Incremental tables will only contain a full set of raw records during their first execution, or if a full load is triggered. This makes them load much more quickly, but can make troubleshooting older records more difficult, and works best with transactional tables that don't need to be heavily denormalized.
Simple mode tables follow different rules - they only have a valid table by default. A normal simple mode table does not respond to either of the raw table truncation options because it does not have a raw table. It doesn't allow you to turn on the truncate valid table before data cleansing script because it has no data cleansing script. To be fair, graying these options out for a normal simple mode table might be something we should look at as a UX improvement.
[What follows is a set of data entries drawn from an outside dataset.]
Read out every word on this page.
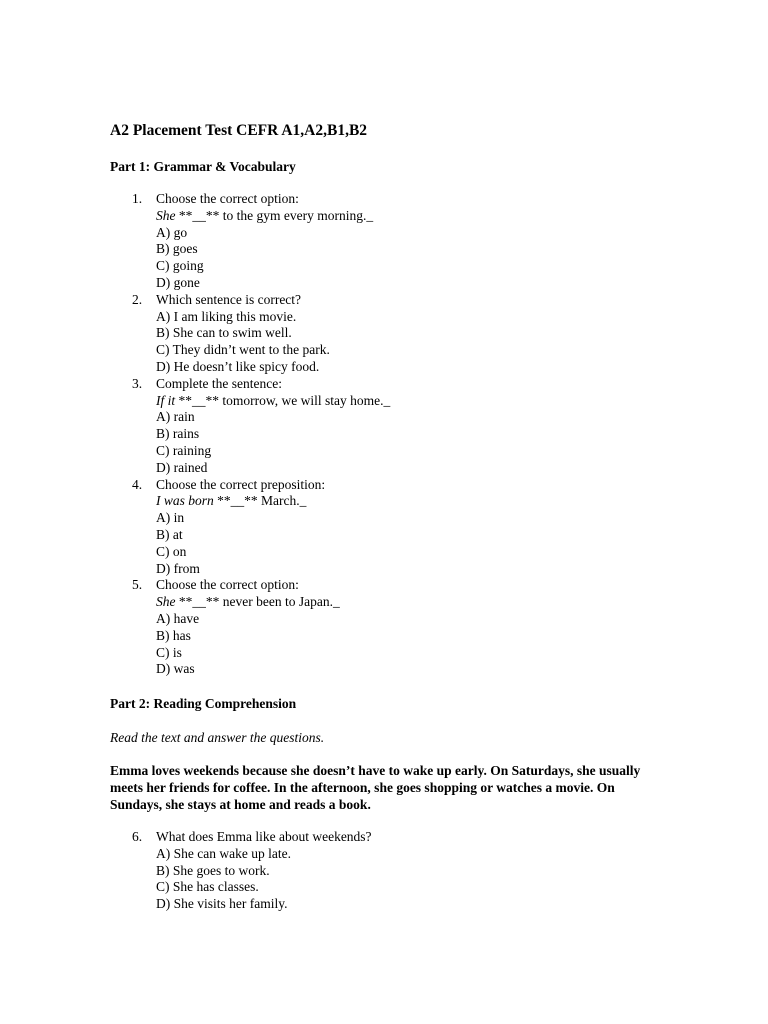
A2 Placement Test CEFR A1,A2,B1,B2
Part 1: Grammar & Vocabulary
1.	Choose the correct option:
She **__** to the gym every morning._
A) go
B) goes
C) going
D) gone
2.	Which sentence is correct?
A) I am liking this movie.
B) She can to swim well.
C) They didn’t went to the park.
D) He doesn’t like spicy food.
3.	Complete the sentence:
If it **__** tomorrow, we will stay home._
A) rain
B) rains
C) raining
D) rained
4.	Choose the correct preposition:
I was born **__** March._
A) in
B) at
C) on
D) from
5.	Choose the correct option:
She **__** never been to Japan._
A) have
B) has
C) is
D) was
Part 2: Reading Comprehension
Read the text and answer the questions.
Emma loves weekends because she doesn’t have to wake up early. On Saturdays, she usually meets her friends for coffee. In the afternoon, she goes shopping or watches a movie. On Sundays, she stays at home and reads a book.
6.	What does Emma like about weekends?
A) She can wake up late.
B) She goes to work.
C) She has classes.
D) She visits her family.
If a simple mode table is set to incremental, a raw table will be added. This is because the incremental load needs to be able to update existing records and insert new ones, and so records can't just be inserted directly into the valid table.
I hope this overview helps somewhat - if you have any follow-up questions, please let us know! For this kind of thing, a meeting can be helpful to step through these processes and see them functioning in a live environment. If that's something you'd like, I'm sure we can work with your partner to set something up!
Thank you for this extensive clarification.
I understand the differences between these options now.
Best regards,
Joost
Great, glad I could help!
If you have any other questions, please don't hesitate to reach out.